市場と対話、問われる手腕 円滑「出口」に難題―次期日銀総裁
2023年02月15日07時07分
政府は14日、次期日銀総裁に経済学者の植田和男氏を充てる人事案を国会に提示した。次期総裁にとって、黒田東彦総裁が10年にわたり進めた大規模金融緩和からの円滑な「出口戦略」が最大の課題となる。ただ、政策修正に傾くと円高や金利急騰を引き起こす恐れがあり、市場との対話へ手腕が問われる。金融分析で屈指の理論家とされる植田氏だが、総裁就任後は難題が待ち受ける。

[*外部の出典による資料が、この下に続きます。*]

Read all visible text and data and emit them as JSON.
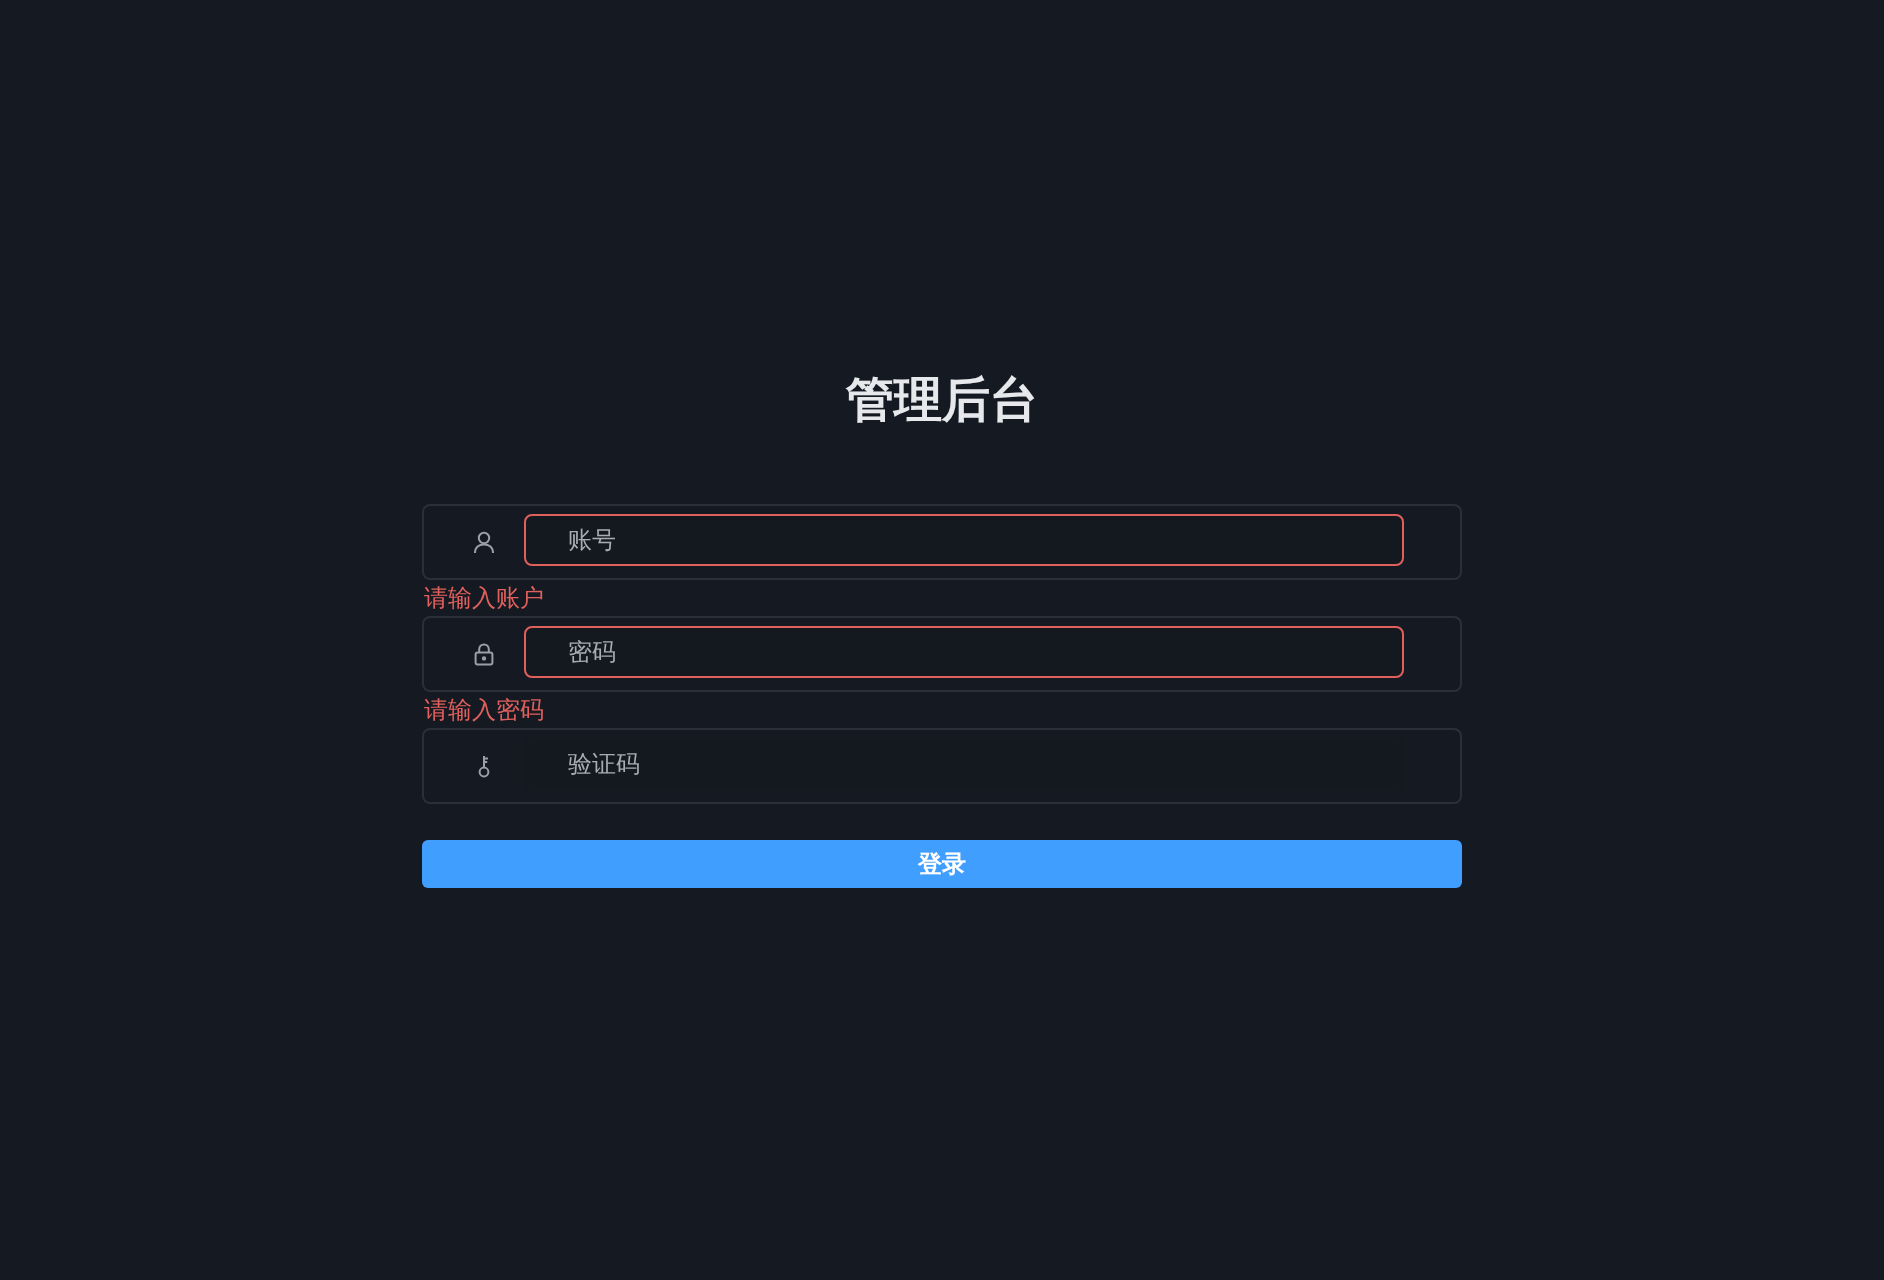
{
  "title": "管理后台",
  "fields": [
    {
      "kind": "user",
      "placeholder": "账号",
      "invalid": true,
      "error": "请输入账户"
    },
    {
      "kind": "lock",
      "placeholder": "密码",
      "invalid": true,
      "error": "请输入密码"
    },
    {
      "kind": "key",
      "placeholder": "验证码",
      "invalid": false
    }
  ],
  "submit": "登录"
}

まず焦点となるのは、政府・日銀が2013年に公表した共同声明の見直しだ。声明は、上昇率2%の物価目標を明記。足元の消費者物価の上昇率は前年同月比4%と高い伸びを示しているが、日銀は23年度以降に再び2%を下回ると想定し、物価目標の安定的な実現には至っていないと判断している。
ただ、目標達成へ金融緩和がさらに長期化すれば、それに伴う弊害も拡大しかねない。鈴木俊一財務相は今月10日、見直しについて現時点では時期尚早としつつ、「新しい(日銀)総裁とも議論する必要がある」と言及。共同声明で「できるだけ早期」としている達成時期について「中長期」とする案などが検討されそうだ。

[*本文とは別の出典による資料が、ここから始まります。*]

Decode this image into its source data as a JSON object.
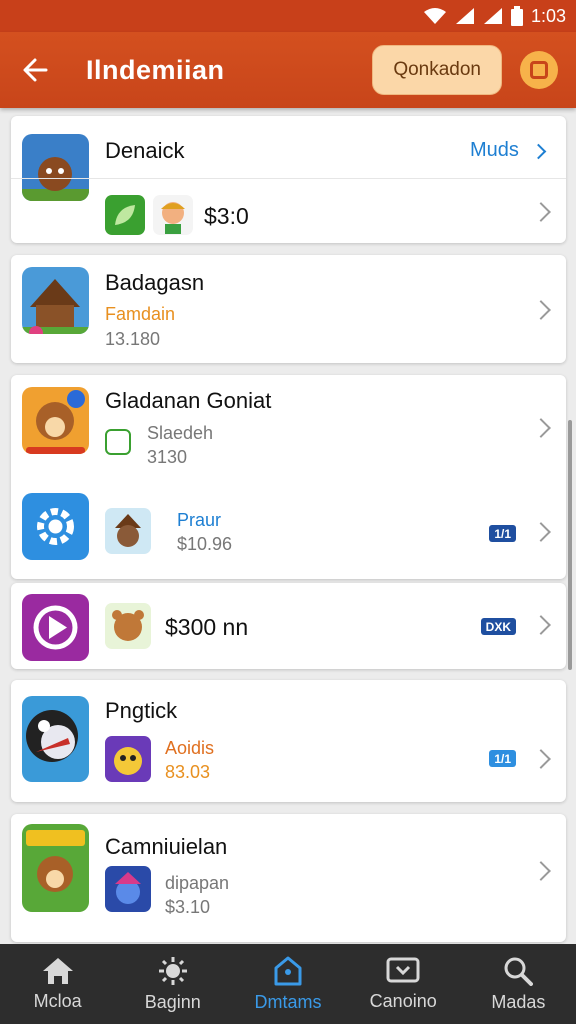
{
  "status_bar": {
    "time": "1:03"
  },
  "header": {
    "title": "Ilndemiian",
    "action_label": "Qonkadon"
  },
  "colors": {
    "primary": "#c8451a",
    "accent": "#1e7fd2",
    "nav_bg": "#2d2d2d",
    "nav_active": "#3a9ae8"
  },
  "cards": [
    {
      "title": "Denaick",
      "link_label": "Muds",
      "price": "$3:0"
    },
    {
      "title": "Badagasn",
      "tag": "Famdain",
      "price": "13.180"
    },
    {
      "title": "Gladanan Goniat",
      "tag": "Slaedeh",
      "price": "3130",
      "sub_title": "Praur",
      "sub_price": "$10.96",
      "sub_badge": "1/1"
    },
    {
      "price": "$300 nn",
      "badge": "DXK"
    },
    {
      "title": "Pngtick",
      "tag": "Aoidis",
      "price": "83.03",
      "badge": "1/1"
    },
    {
      "title": "Camniuielan",
      "tag": "dipapan",
      "price": "$3.10"
    }
  ],
  "bottom_nav": [
    {
      "label": "Mcloa",
      "icon": "home-icon"
    },
    {
      "label": "Baginn",
      "icon": "sun-icon"
    },
    {
      "label": "Dmtams",
      "icon": "bookmark-house-icon",
      "active": true
    },
    {
      "label": "Canoino",
      "icon": "tv-icon"
    },
    {
      "label": "Madas",
      "icon": "search-icon"
    }
  ]
}
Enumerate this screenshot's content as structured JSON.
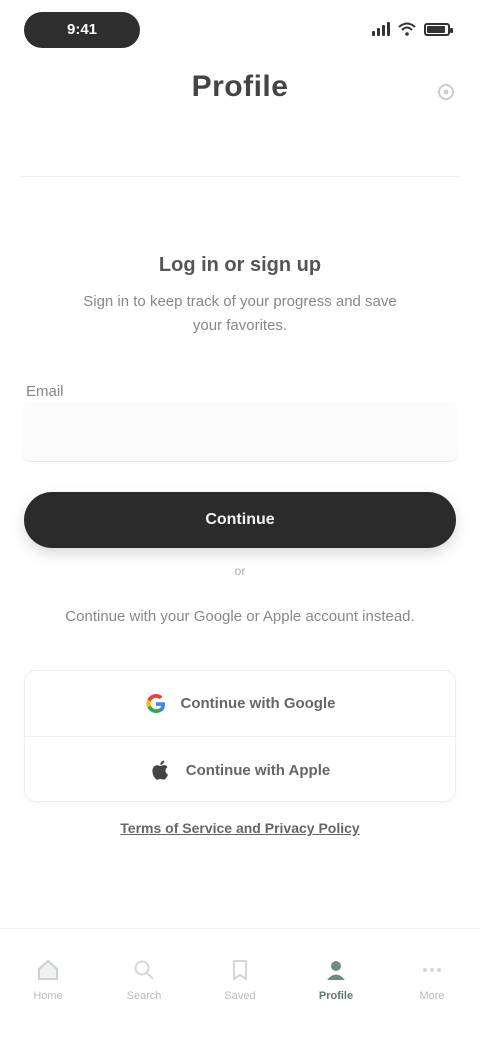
{
  "status_bar": {
    "time": "9:41",
    "signal_bars": 4,
    "battery_level": 0.8
  },
  "header": {
    "title": "Profile",
    "left_text": "",
    "note": ""
  },
  "signin": {
    "heading": "Log in or sign up",
    "description": "Sign in to keep track of your progress and save your favorites.",
    "email_label": "Email",
    "email_placeholder": "",
    "email_value": "",
    "continue_label": "Continue",
    "or_text": "or",
    "alt_description": "Continue with your Google or Apple account instead.",
    "providers": [
      {
        "label": "Continue with Google",
        "icon": "google-icon"
      },
      {
        "label": "Continue with Apple",
        "icon": "apple-icon"
      }
    ],
    "terms_text": "Terms of Service and Privacy Policy"
  },
  "bottom_nav": {
    "items": [
      {
        "label": "Home",
        "icon": "home-icon",
        "active": false
      },
      {
        "label": "Search",
        "icon": "search-icon",
        "active": false
      },
      {
        "label": "Saved",
        "icon": "bookmark-icon",
        "active": false
      },
      {
        "label": "Profile",
        "icon": "profile-icon",
        "active": true
      },
      {
        "label": "More",
        "icon": "more-icon",
        "active": false
      }
    ]
  },
  "colors": {
    "primary_button": "#2b2b2b",
    "active_nav": "#5a7a6e",
    "text_muted": "#888888"
  }
}
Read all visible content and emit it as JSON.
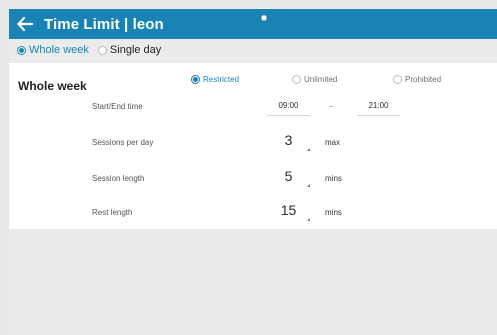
{
  "header": {
    "title": "Time Limit | leon",
    "back_icon": "arrow-left-icon",
    "background": "#1983b5"
  },
  "mode": {
    "options": [
      {
        "label": "Whole week",
        "selected": true
      },
      {
        "label": "Single day",
        "selected": false
      }
    ]
  },
  "section": {
    "title": "Whole week"
  },
  "restriction": {
    "options": [
      {
        "label": "Restricted",
        "selected": true
      },
      {
        "label": "Unlimited",
        "selected": false
      },
      {
        "label": "Prohibited",
        "selected": false
      }
    ]
  },
  "settings": {
    "start_end_label": "Start/End time",
    "start_time": "09:00",
    "end_time": "21:00",
    "sessions_per_day_label": "Sessions per day",
    "sessions_per_day_value": "3",
    "sessions_per_day_unit": "max",
    "session_length_label": "Session length",
    "session_length_value": "5",
    "session_length_unit": "mins",
    "rest_length_label": "Rest length",
    "rest_length_value": "15",
    "rest_length_unit": "mins"
  },
  "colors": {
    "accent": "#1983b5",
    "page_background": "#ebebeb",
    "card_background": "#ffffff"
  }
}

現在の金融緩和の枠組みを巡っては、日銀内からも「いずれかのタイミングで検証を行い、効果と副作用のバランスを判断していく必要がある」(政策委員)との声が上がる。具体的には、金融機関が日銀に預け入れる当座預金の一部にマイナス0.1%を適用する「マイナス金利政策」の解除や、10年物国債の利回りを0%程度に誘導する「長期金利操作」の変更や撤廃などが課題となる。
もっとも、日銀が昨年12月に長期金利の変動幅の上限を0.5%に引き上げると、市場では一段の修正観測が台頭。国債が投機的な売りを浴びて長期金利が上昇し、日銀は大量の買い支えを余儀なくされた。

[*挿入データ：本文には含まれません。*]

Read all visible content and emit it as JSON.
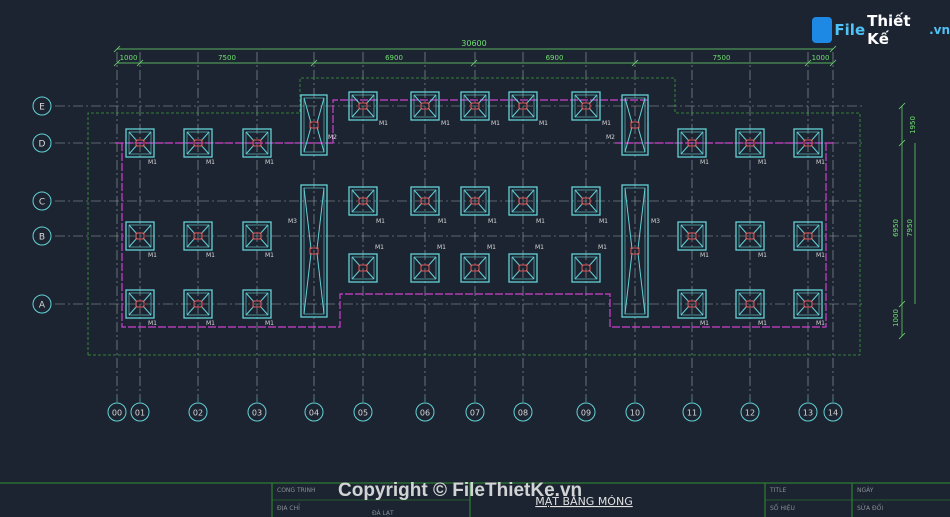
{
  "overall_dimension": "30600",
  "bay_dimensions": [
    "1000",
    "7500",
    "6900",
    "6900",
    "7500",
    "1000"
  ],
  "side_dimensions": [
    "1950",
    "6950",
    "7950",
    "1000"
  ],
  "row_axes": [
    "E",
    "D",
    "C",
    "B",
    "A"
  ],
  "column_axes": [
    "00",
    "01",
    "02",
    "03",
    "04",
    "05",
    "06",
    "07",
    "08",
    "09",
    "10",
    "11",
    "12",
    "13",
    "14"
  ],
  "footing_types": {
    "m1": "M1",
    "m2": "M2",
    "m3": "M3"
  },
  "title_block": {
    "cong_trinh": "CONG TRINH",
    "dia_chi": "ĐỊA CHỈ",
    "location": "ĐÀ LẠT",
    "drawing_title": "MẶT BẰNG MÓNG",
    "title_label": "TITLE",
    "so_hieu": "SỐ HIỆU",
    "ngay": "NGÀY",
    "sua_doi": "SỬA ĐỔI"
  },
  "logo": {
    "part1": "File",
    "part2": "Thiết Kế",
    "part3": ".vn"
  },
  "watermark": "Copyright © FileThietKe.vn",
  "colors": {
    "background": "#1c2431",
    "grid": "#9aa3ad",
    "dimension": "#6ee06e",
    "footing": "#64d2d6",
    "beam": "#d040d0",
    "pedestal": "#e05050",
    "outline": "#3ba03b",
    "bubble": "#64d2d6",
    "frame": "#2f8f2f"
  }
}
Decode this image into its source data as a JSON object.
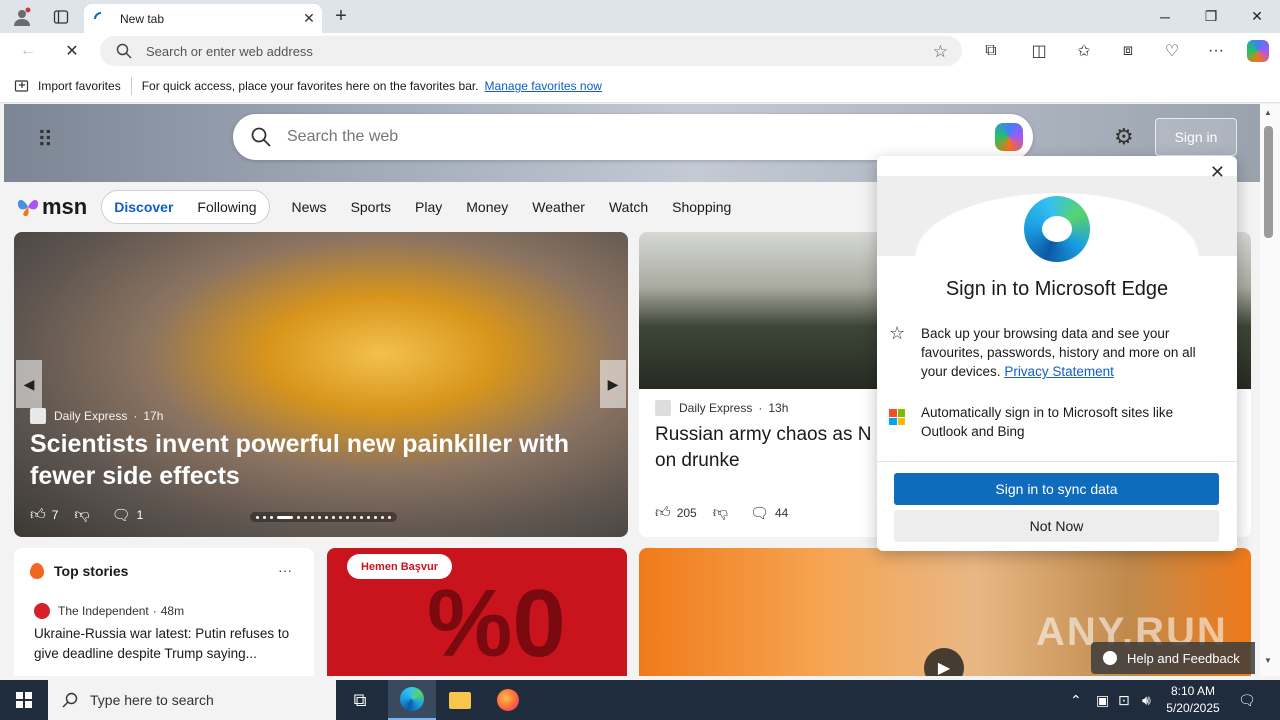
{
  "browser": {
    "tab_title": "New tab",
    "address_placeholder": "Search or enter web address"
  },
  "favbar": {
    "import_label": "Import favorites",
    "hint": "For quick access, place your favorites here on the favorites bar.",
    "manage_link": "Manage favorites now"
  },
  "page": {
    "search_placeholder": "Search the web",
    "signin_label": "Sign in",
    "msn_logo": "msn",
    "feed_tabs": [
      "Discover",
      "Following"
    ],
    "nav_links": [
      "News",
      "Sports",
      "Play",
      "Money",
      "Weather",
      "Watch",
      "Shopping"
    ]
  },
  "main_story": {
    "source": "Daily Express",
    "age": "17h",
    "headline": "Scientists invent powerful new painkiller with fewer side effects",
    "likes": "7",
    "comments": "1"
  },
  "second_story": {
    "source": "Daily Express",
    "age": "13h",
    "headline": "Russian army chaos as N Korean discipline collaps and troops go on drunke",
    "likes": "205",
    "comments": "44"
  },
  "top_stories": {
    "title": "Top stories",
    "more": "···",
    "source": "The Independent",
    "age": "48m",
    "headline": "Ukraine-Russia war latest: Putin refuses to give deadline despite Trump saying..."
  },
  "ad": {
    "button": "Hemen Başvur",
    "text": "%0"
  },
  "popup": {
    "title": "Sign in to Microsoft Edge",
    "backup_text": "Back up your browsing data and see your favourites, passwords, history and more on all your devices.",
    "privacy_link": "Privacy Statement",
    "auto_text": "Automatically sign in to Microsoft sites like Outlook and Bing",
    "primary": "Sign in to sync data",
    "secondary": "Not Now"
  },
  "help": {
    "label": "Help and Feedback"
  },
  "watermark": "ANY.RUN",
  "taskbar": {
    "search_placeholder": "Type here to search",
    "time": "8:10 AM",
    "date": "5/20/2025"
  },
  "colors": {
    "accent": "#0f6cbd",
    "link": "#0f5ecb",
    "taskbar": "#1f2c3d"
  }
}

出口戦略では、大規模緩和の一環で購入を続ける上場投資信託(ETF)の処分も必要。売却を急げば株価急落など市場が大混乱するリスクが高く、慎重な対応が求められる。
東短リサーチの加藤出チーフエコノミストは、次期総裁の政策運営について「市場の思惑を封じるため当面は前のめりの発言は避けるかもしれない」としつつ、「いずれ長期金利操作の撤廃など政策修正に動く」との見方を示した。